La copie baclée de la Commission européenne dans l’encadrement des perturbateurs endocriniens

La Commission européenne avait l’obligation légale de publier des critères de définition juridique des perturbateurs endocriniens avant décembre 2013. Il aura fallu une condamnation inédite de la Cour européenne de justice [1] et la pression des écologistes pour qu’elle présente enfin, ce mercredi 15 juin 2016, sa proposition. Une proposition bien en deçà de l’enjeu sanitaire que représentent ces substances qui dérèglent notre système hormonal.
Réaction de Michèle RIVASI, députée écologiste au Parlement européen :

« La Commission européenne a lamentablement bâclé sa copie. En 2013, les services de la DG environnement de la Commission avaient déjà préparé un avant-projet pour encadrer les perturbateurs endocriniens. Avant-projet qui a été mis au placard mais qui établissait clairement que « la définition du terme « perturbateur endocrinien » et des critères pour les identifier devraient être fondés sur les connaissances scientifiques.
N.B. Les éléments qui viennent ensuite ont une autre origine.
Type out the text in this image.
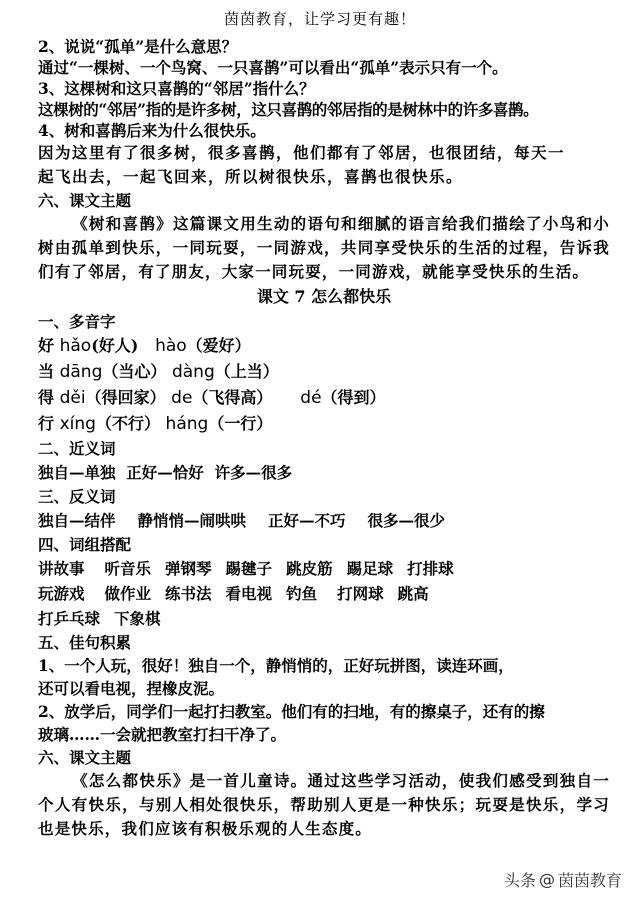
茵茵教育，让学习更有趣！
2、说说“孤单”是什么意思？
通过“一棵树、一个鸟窝、一只喜鹊”可以看出“孤单”表示只有一个。
3、这棵树和这只喜鹊的“邻居”指什么？
这棵树的“邻居”指的是许多树，这只喜鹊的邻居指的是树林中的许多喜鹊。
4、树和喜鹊后来为什么很快乐。
因为这里有了很多树，很多喜鹊，他们都有了邻居，也很团结，每天一
起飞出去，一起飞回来，所以树很快乐，喜鹊也很快乐。
六、课文主题
《树和喜鹊》这篇课文用生动的语句和细腻的语言给我们描绘了小鸟和小树由孤单到快乐，一同玩耍，一同游戏，共同享受快乐的生活的过程，告诉我们有了邻居，有了朋友，大家一同玩耍，一同游戏，就能享受快乐的生活。
课文 7 怎么都快乐
一、多音字
好 hǎo(好人) hào（爱好）
当 dāng（当心） dàng（上当）
得 děi（得回家） de（飞得高） dé（得到）
行 xíng（不行） háng（一行）
二、近义词
独自—单独  正好—恰好  许多—很多
三、反义词
独自—结伴 静悄悄—闹哄哄 正好—不巧 很多—很少
四、词组搭配
讲故事 听音乐 弹钢琴 踢毽子 跳皮筋 踢足球 打排球
玩游戏 做作业 练书法 看电视 钓鱼 打网球 跳高
打乒乓球 下象棋
五、佳句积累
1、一个人玩，很好！独自一个，静悄悄的，正好玩拼图，读连环画，
还可以看电视，捏橡皮泥。
2、放学后，同学们一起打扫教室。他们有的扫地，有的擦桌子，还有的擦
玻璃……一会就把教室打扫干净了。
六、课文主题
《怎么都快乐》是一首儿童诗。通过这些学习活动，使我们感受到独自一个人有快乐，与别人相处很快乐，帮助别人更是一种快乐；玩耍是快乐，学习也是快乐，我们应该有积极乐观的人生态度。
头条 @ 茵茵教育
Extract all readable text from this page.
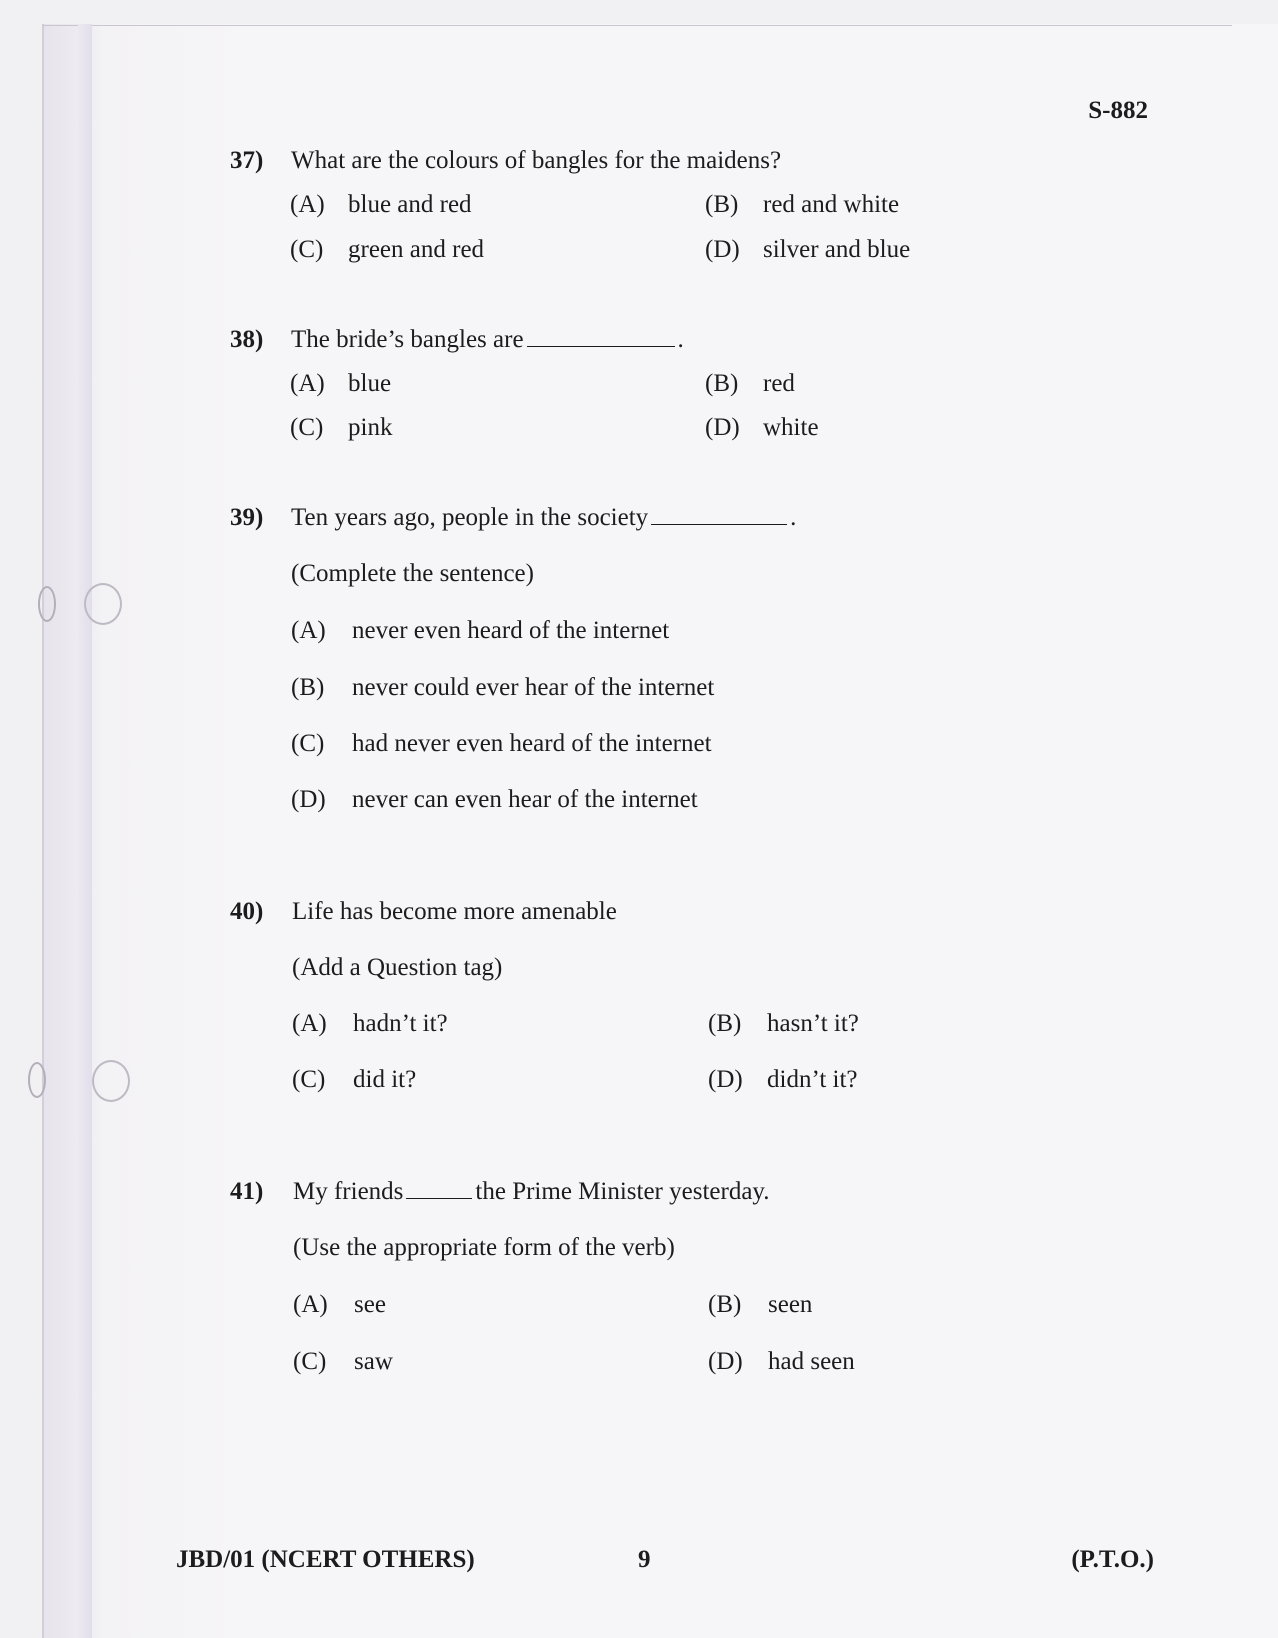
S-882
37) What are the colours of bangles for the maidens?
(A) blue and red	(B) red and white
(C) green and red	(D) silver and blue
38) The bride’s bangles are	.
(A) blue	(B) red
(C) pink	(D) white
39) Ten years ago, people in the society	.
(Complete the sentence)
(A) never even heard of the internet
(B) never could ever hear of the internet
(C) had never even heard of the internet
(D) never can even hear of the internet
40) Life has become more amenable
(Add a Question tag)
(A) hadn’t it?	(B) hasn’t it?
(C) did it?	(D) didn’t it?
41) My friends	the Prime Minister yesterday.
(Use the appropriate form of the verb)
(A) see	(B) seen
(C) saw	(D) had seen
JBD/01 (NCERT OTHERS)	9	(P.T.O.)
Or, la présentation des critères réalisée aujourd’hui s’éloigne de manière honteuse des connaissances scientifiques actuelles. La Commission propose de mettre en place des dérogations au principe de l’évaluation d’une substance sur la base du danger. Ces dérogations permettrait d’évaluer une substance en fonction de « l’exposition » et du « risque » ce qui va totalement à l’encontre de la législation européenne qui défend l’idée de l’évaluation des substances selon le danger intrinsèque qu’elle représente et non pas le risque supposé qu’elle pourrait causer. Les notions de « risque » et d’ »exposition » sont des absurdités. Une exposition de même dose au Bisphénol A, par exemple, n’aura pas le même effet sur un bébé que sur une personne adulte. Une dose intermédiaire peut même parfois avoir moins d’effet qu’une dose faible.
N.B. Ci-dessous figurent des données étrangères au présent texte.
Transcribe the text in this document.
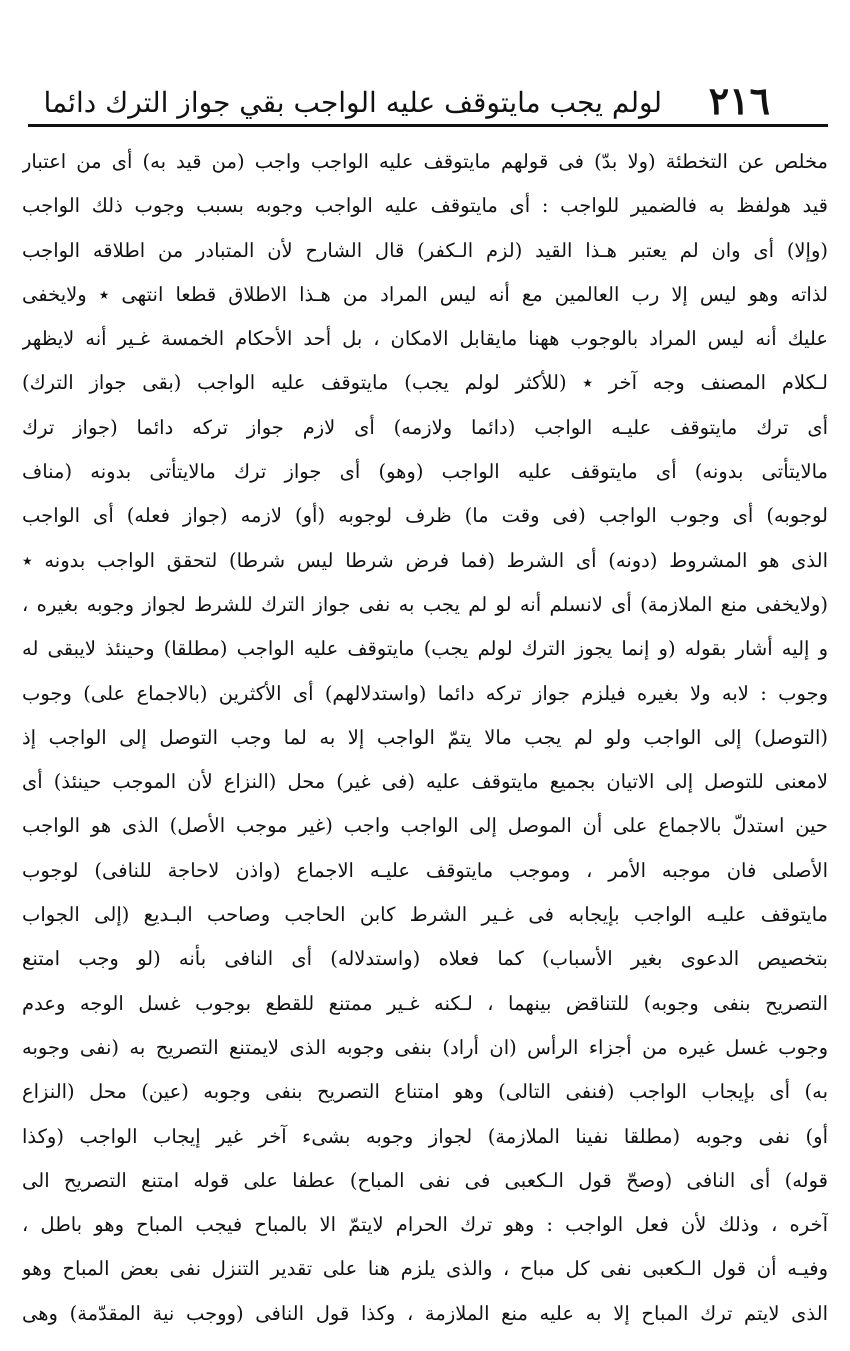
٢١٦
لولم يجب مايتوقف عليه الواجب بقي جواز الترك دائما
مخلص عن التخطئة (ولا بدّ) فى قولهم مايتوقف عليه الواجب واجب (من قيد به) أى من اعتبار
قيد هولفظ به فالضمير للواجب : أى مايتوقف عليه الواجب وجوبه بسبب وجوب ذلك الواجب
(وإلا) أى وان لم يعتبر هـذا القيد (لزم الـكفر) قال الشارح لأن المتبادر من اطلاقه الواجب
لذاته وهو ليس إلا رب العالمين مع أنه ليس المراد من هـذا الاطلاق قطعا انتهى ٭ ولايخفى
عليك أنه ليس المراد بالوجوب ههنا مايقابل الامكان ، بل أحد الأحكام الخمسة غـير أنه لايظهر
لـكلام المصنف وجه آخر ٭ (للأكثر لولم يجب) مايتوقف عليه الواجب (بقى جواز الترك)
أى ترك مايتوقف عليـه الواجب (دائما ولازمه) أى لازم جواز تركه دائما (جواز ترك
مالايتأتى بدونه) أى مايتوقف عليه الواجب (وهو) أى جواز ترك مالايتأتى بدونه (مناف
لوجوبه) أى وجوب الواجب (فى وقت ما) ظرف لوجوبه (أو) لازمه (جواز فعله) أى الواجب
الذى هو المشروط (دونه) أى الشرط (فما فرض شرطا ليس شرطا) لتحقق الواجب بدونه ٭
(ولايخفى منع الملازمة) أى لانسلم أنه لو لم يجب به نفى جواز الترك للشرط لجواز وجوبه بغيره ،
و إليه أشار بقوله (و إنما يجوز الترك لولم يجب) مايتوقف عليه الواجب (مطلقا) وحينئذ لايبقى له
وجوب : لابه ولا بغيره فيلزم جواز تركه دائما (واستدلالهم) أى الأكثرين (بالاجماع على) وجوب
(التوصل) إلى الواجب ولو لم يجب مالا يتمّ الواجب إلا به لما وجب التوصل إلى الواجب إذ
لامعنى للتوصل إلى الاتيان بجميع مايتوقف عليه (فى غير) محل (النزاع لأن الموجب حينئذ) أى
حين استدلّ بالاجماع على أن الموصل إلى الواجب واجب (غير موجب الأصل) الذى هو الواجب
الأصلى فان موجبه الأمر ، وموجب مايتوقف عليـه الاجماع (واذن لاحاجة للنافى) لوجوب
مايتوقف عليـه الواجب بإيجابه فى غـير الشرط كابن الحاجب وصاحب البـديع (إلى الجواب
بتخصيص الدعوى بغير الأسباب) كما فعلاه (واستدلاله) أى النافى بأنه (لو وجب امتنع
التصريح بنفى وجوبه) للتناقض بينهما ، لـكنه غـير ممتنع للقطع بوجوب غسل الوجه وعدم
وجوب غسل غيره من أجزاء الرأس (ان أراد) بنفى وجوبه الذى لايمتنع التصريح به (نفى وجوبه
به) أى بإيجاب الواجب (فنفى التالى) وهو امتناع التصريح بنفى وجوبه (عين) محل (النزاع
أو) نفى وجوبه (مطلقا نفينا الملازمة) لجواز وجوبه بشىء آخر غير إيجاب الواجب (وكذا
قوله) أى النافى (وصحّ قول الـكعبى فى نفى المباح) عطفا على قوله امتنع التصريح الى
آخره ، وذلك لأن فعل الواجب : وهو ترك الحرام لايتمّ الا بالمباح فيجب المباح وهو باطل ،
وفيـه أن قول الـكعبى نفى كل مباح ، والذى يلزم هنا على تقدير التنزل نفى بعض المباح وهو
الذى لايتم ترك المباح إلا به عليه منع الملازمة ، وكذا قول النافى (ووجب نية المقدّمة) وهى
De plus, selon la proposition de la Commission, seuls les effets sur les humains feraient preuve. Ce qui reviendrait à exclure la plupart des perturbateurs endocriniens de la législation et n’a rien à voir avec la définition de l’OMS comme le prétend le Commissaire Andriukaitis. Nous sommes donc les nouveaux cobayes à venir de l’industrie chimique qui doit se réjouir d’une telle proposition si restrictive et bornée. Une proposition que nous refusons en bloc et à laquelle les écologistes s’opposeront fermement au Parlement européen. Dans la hiérarchie des normes qui fondent notre engagement politique, notre santé et notre environnement passent avant les profits de quelques marchands de plastiques et de pesticides. »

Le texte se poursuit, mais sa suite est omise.